Он лежал на спине близ скачущего, как чертик, огня, не скрывавшего свою зависть и бессильную злобу перед пренебрежительным блеском звезд.
— Это еще зачем? Убийств здесь без меня хватает.
Уверенность покинула меня.
— Терезина…
Несколько секунд прошли в молчании, потом Джузеппе Дзага промолвил:
— Я знаю.
Я словно окаменел от полного непонимания — с этого дня меня трудно было поразить чем-либо, как будто за один раз я исчерпал всю мою способность удивляться.
Отец смотрел на звезды. Он скрестил руки на груди, на его лице застыло то спокойствие, которое, по словам Саллюстия, всегда овладевает человеком, находящимся на крайней ступени страдания.
— В былые годы знавал я в Венеции одного танцора по имени Вестрис. Этот Вестрис был столь знаменит, что несколько поколений танцоров потом выступало под его именем. И вот на склоне лет он услыхал жалобы одного молодого актера на то, что жена его как-то уж слишком часто стала ему изменять. Старик Вестрис дружески похлопал молодого человека по плечу и сказал: «Мой друг, мой юный друг, не стоит забывать о том, кто ты, к чему ты стремишься. Ты работаешь в театре, так? Ты актер, так? Так вот, запомни хорошенько: в нашем деле рога — это как зубы: вначале, когда они режутся, это чертовски больно, потом боль проходит, к ней привыкаешь, а кончаешь тем, что ими ешь!»

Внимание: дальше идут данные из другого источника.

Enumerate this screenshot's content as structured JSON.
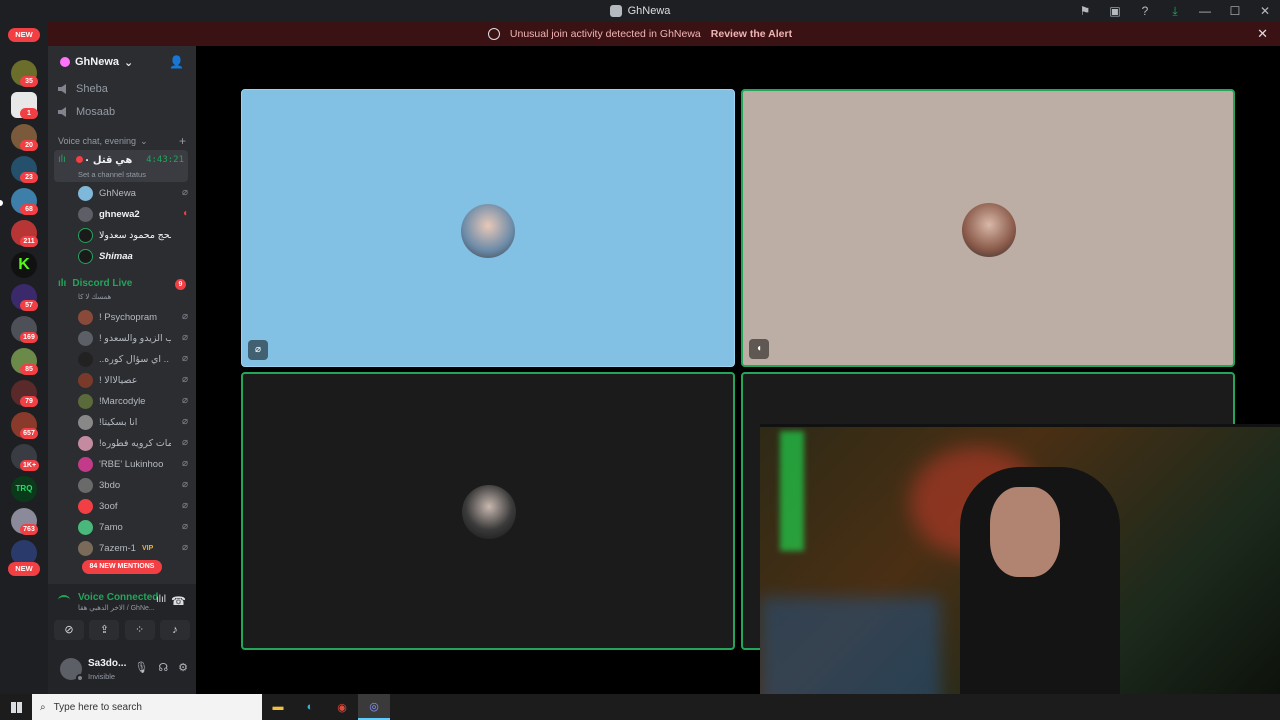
{
  "titlebar": {
    "title": "GhNewa"
  },
  "alert": {
    "message": "Unusual join activity detected in GhNewa",
    "action": "Review the Alert"
  },
  "guilds": {
    "new_top": "NEW",
    "new_bottom": "NEW",
    "badges": [
      "35",
      "1",
      "20",
      "23",
      "68",
      "211",
      "57",
      "169",
      "85",
      "79",
      "657",
      "1K+",
      "763"
    ]
  },
  "server": {
    "name": "GhNewa"
  },
  "channels": {
    "text_1": "Sheba",
    "text_2": "Mosaab",
    "category": "Voice chat, evening",
    "active_voice": {
      "name": "هي قتل ٠",
      "time": "4:43:21",
      "status": "Set a channel status"
    },
    "active_members": [
      "GhNewa",
      "ghnewa2",
      "الحج محمود سعدولا",
      "Shimaa"
    ],
    "live_category": "Discord Live",
    "live_count": "9",
    "live_sub": "همسك لا كا",
    "live_members": [
      "! Psychopram",
      "! بحب الزيدو والسعدو",
      "..اي سؤال كوره ..",
      "! عصيالاالا",
      "!Marcodyle",
      "!انا بسكيتا",
      "!اومات كرويه فطوره",
      "'RBE' Lukinhoo",
      "3bdo",
      "3oof",
      "7amo",
      "7azem-1"
    ],
    "vip_label": "VIP",
    "mentions": "84 NEW MENTIONS"
  },
  "voice": {
    "status": "Voice Connected",
    "sub": "الاخر الدهبي هقا / GhNe..."
  },
  "user": {
    "name": "Sa3do...",
    "status": "Invisible"
  },
  "taskbar": {
    "search_placeholder": "Type here to search"
  }
}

Я был возмущен. Наши враги всегда распускали сплетни, что Дзага — племя скоморохов и что все паяцы — люди без стыда и совести. Но в улыбке моего отца было столько грусти, что огоньки веселья стали лишь особой отметкой страдания, а взгляд его, с выражением немого укора обращенный к небу, невозможно было выдержать без боли.
— Она нас обманывает, — пробормотал я.
— Ну да, — сказал отец. — Однако надо жить.
Не думаю, что в горечи этой фразы звучала лишь жалоба на судьбу.
Бесчувственность Терезины лишь усугубляла мое горе. В ней не угадывалось ни капли стыда или раскаяния. Надо признать, что никто еще не видывал счастья, изнуряющего себя муками совести — на потребу тем, кто считает счастье некой болезнью, разрушающей принципы и моральные устои. Возвращаясь по утрам, она всегда напевала что-то, и взгляд ее был ясен и невинен, как само утро. Я приписываю это отсутствие угрызений совести ее легкомыслию, тому, что сегодня называют «некультурностью», ведь каждый стоящий литератор объяснит вам, что преступное сладострастие всегда оплачивается приступами раскаяния, и пропишет как слабительное муки бесчестья.
Терезина походя, небрежно гладила меня по щеке и отправлялась спать. Ни капли жалости, ни следа сострадания, можно поверить утверждению, что любовь — суть полное бессердечие. Я шел за ней в шатер. Она раздевалась, смотрелась в зеркало, которое держала перед ней Аннушка, делала реверанс своему отражению и говорила:
— Терезина, дружочек, пойдем скорее баиньки; пока свежо, легче спится.
Я должен признать, что лейтенант Блан, несмотря на щекотливое положение, в которое он поставил себя по отношению к нам, был чрезвычайно обходителен и, видимо, не испытывал и тени смущения. Иногда он беседовал с отцом об итальянском театре, о новых французских книгах, рассуждал о науке и философии; его изысканные манеры позволяли нам занять нейтральную позицию и привести в равновесие пошатнувшийся мир.